第14話 はぁ
「はぁ」
質問を終えた初老の警官が頭をぽりぽりと掻いた。
「どう見たってよぉ。確実にヤることヤってんだろ、お前ら」
「……なにもしてません」
「うるせぇなぁ。そうじゃねぇだろって言ってんだよ」
口が悪い警官だ。噂に聞く自白強要のアレだろうか。机をバンと叩かれたり、胸倉を掴まれたりするのだろうか。だが、意外とそうではなかった。

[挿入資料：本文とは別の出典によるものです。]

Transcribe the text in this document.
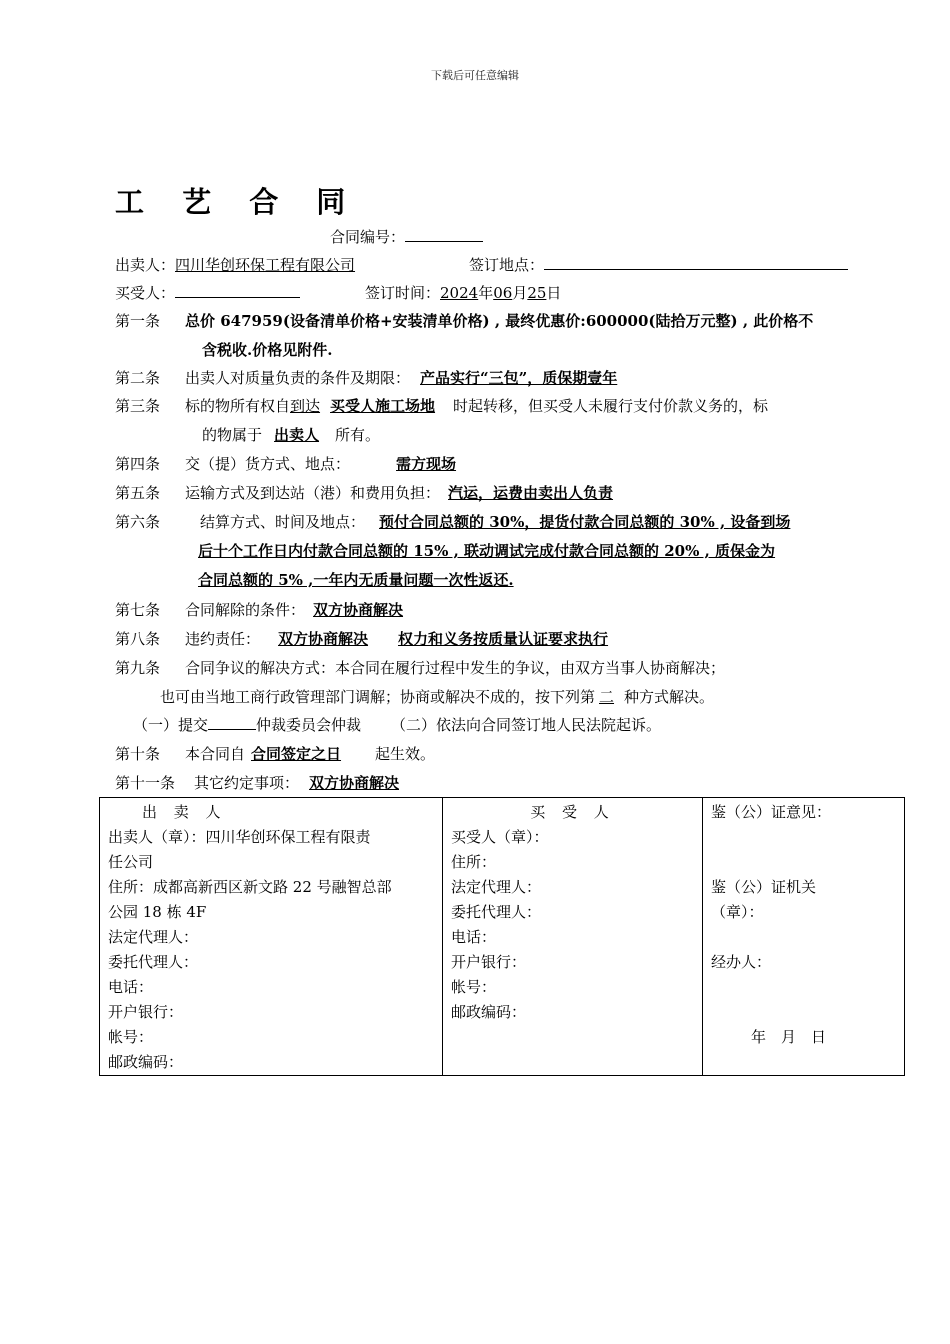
下载后可任意编辑
工 艺 合 同
合同编号：
出卖人：四川华创环保工程有限公司	签订地点：
买受人：	签订时间：2024年06月25日
第一条 总价 647959(设备清单价格+安装清单价格) , 最终优惠价:600000(陆拾万元整) , 此价格不
含税收.价格见附件.
第二条 出卖人对质量负责的条件及期限： 产品实行“三包”，质保期壹年
第三条 标的物所有权自到达 买受人施工场地 时起转移，但买受人未履行支付价款义务的，标
的物属于 出卖人 所有。
第四条 交（提）货方式、地点：	需方现场
第五条 运输方式及到达站（港）和费用负担： 汽运，运费由卖出人负责
第六条	结算方式、时间及地点： 预付合同总额的 30%，提货付款合同总额的 30% , 设备到场
后十个工作日内付款合同总额的 15% , 联动调试完成付款合同总额的 20% , 质保金为
合同总额的 5% ,一年内无质量问题一次性返还.
第七条 合同解除的条件： 双方协商解决
第八条 违约责任： 双方协商解决 权力和义务按质量认证要求执行
第九条 合同争议的解决方式：本合同在履行过程中发生的争议，由双方当事人协商解决；
也可由当地工商行政管理部门调解；协商或解决不成的，按下列第 二 种方式解决。
（一）提交	仲裁委员会仲裁 （二）依法向合同签订地人民法院起诉。
第十条 本合同自 合同签定之日 起生效。
第十一条 其它约定事项： 双方协商解决
出 卖 人
出卖人（章）：四川华创环保工程有限责
任公司
住所：成都高新西区新文路 22 号融智总部
公园 18 栋 4F
法定代理人：
委托代理人：
电话：
开户银行：
帐号：
邮政编码：

买 受 人
买受人（章）：
住所：
法定代理人：
委托代理人：
电话：
开户银行：
帐号：
邮政编码：

鉴（公）证意见：
鉴（公）证机关
（章）：
经办人：
年　月　日
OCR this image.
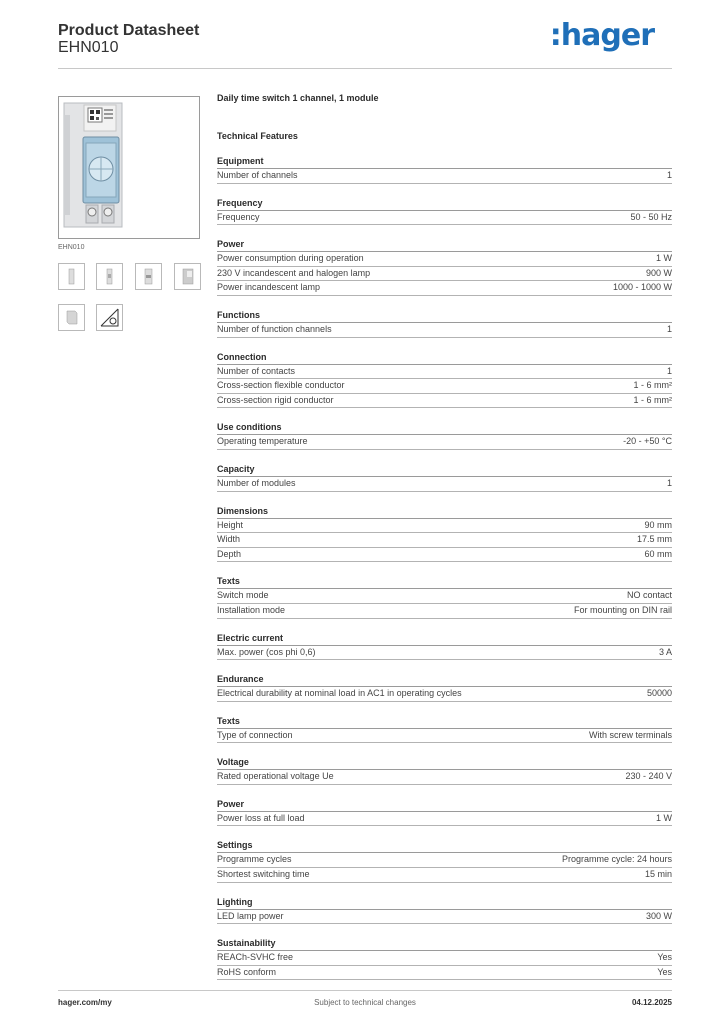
Product Datasheet
EHN010	:hager
EHN010
Daily time switch 1 channel, 1 module
Technical Features
Equipment
Number of channels	1
Frequency
Frequency	50 - 50 Hz
Power
Power consumption during operation	1 W
230 V incandescent and halogen lamp	900 W
Power incandescent lamp	1000 - 1000 W
Functions
Number of function channels	1
Connection
Number of contacts	1
Cross-section flexible conductor	1 - 6 mm²
Cross-section rigid conductor	1 - 6 mm²
Use conditions
Operating temperature	-20 - +50 °C
Capacity
Number of modules	1
Dimensions
Height	90 mm
Width	17.5 mm
Depth	60 mm
Texts
Switch mode	NO contact
Installation mode	For mounting on DIN rail
Electric current
Max. power (cos phi 0,6)	3 A
Endurance
Electrical durability at nominal load in AC1 in operating cycles	50000
Texts
Type of connection	With screw terminals
Voltage
Rated operational voltage Ue	230 - 240 V
Power
Power loss at full load	1 W
Settings
Programme cycles	Programme cycle: 24 hours
Shortest switching time	15 min
Lighting
LED lamp power	300 W
Sustainability
REACh-SVHC free	Yes
RoHS conform	Yes
hager.com/my	Subject to technical changes	04.12.2025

「ビビんなくてもいいよ」と、おれの心境を察したように警官が笑う。「ここは刑事課じゃない。生活安全課だ。噂にあるような取り調べはしねぇ」
「おれたちはなにもしてません」
「あぁわかったから。その主張は」座った椅子にふんぞり返り、警官は続ける。「ただおれらはこういう案件を何百ってみてきてんだ。本当にヤってないやつの態度ならわかってる。そういうやつらに比べて、お前とあの子は親密すぎるし通じすぎてるんだよ。朝から晩までヤってただろ。そういう感じだ。お前やあの子がなんて答えようと、それだけはわかっとけ。おれたちはわかってる」
シワの中の瞳は、おれを見透かしているかのような闇色をしている。けれど、おれが言えるのは一つだけだった。
「なにもしてません」
「うるせぇなぁ。全く。頭良いよ、あんた」
警官はそう言って立ち上がり、ドアを開けた。月岡が書類を持って入ってくる。
「調査の協力に感謝します」と初老の警官が嫌味たっぷりな口調で言う。「今日はこれでおかえりください。ただ念のため、最後に一筆お願いしますね」
横から月岡が机に置いた書類には『始末書』と書かれていた。
「一応な、未成年を家に上げちまうのもアウトなんだよ。次に同じようなことがあったら、すぐ一一〇番するように。よろしくお願いしますよ」
そう言うと男は部屋から出ていった。月岡が始末書の書き方を指示してくる。
『私、山城珈亜は、未成年の女子児童とSNS上で知り合い、彼女の希望に応じて横浜市内で会い、自宅に連れ帰ったことを深く反省しております。女子児童が一四歳の中学生であると知りながらも、その軽率な行動を取ったことは非常に不適切であり、今後二度とこのようなことがないよう強く誓います。幸い、彼女に対して不適切な行為は一切行いませんでしたが、このような状況自体が彼女の安心安全を脅かすものであり、非常に軽率であったと深く認識しております。今後は、同様の状況が発生した場合には、速やかに最寄りの警察署へと通報を行い、適切な対応を取るとともに、未成年者との関わりにおいて社会的責任を十分に自覚し、未成年者の安全を最優先に考える行動を取ることを誓います』
一語一句、月岡が言った文言を書き記すように言われた。
「千桜はどうなったんですか」
「それは答えられない」
彼女も同じような面接を受けているのだろうか。知りたかったが、明らかに交渉や嘆願の余地はなさそうだった。
最後におれは自分の名前や連絡先を書類に書き、月岡からは名前の横に拇印を求められたが、それを拒否すると、若い警官はなにも言わずに書類をまとめ、手に持っていた封筒にしまい込んだ。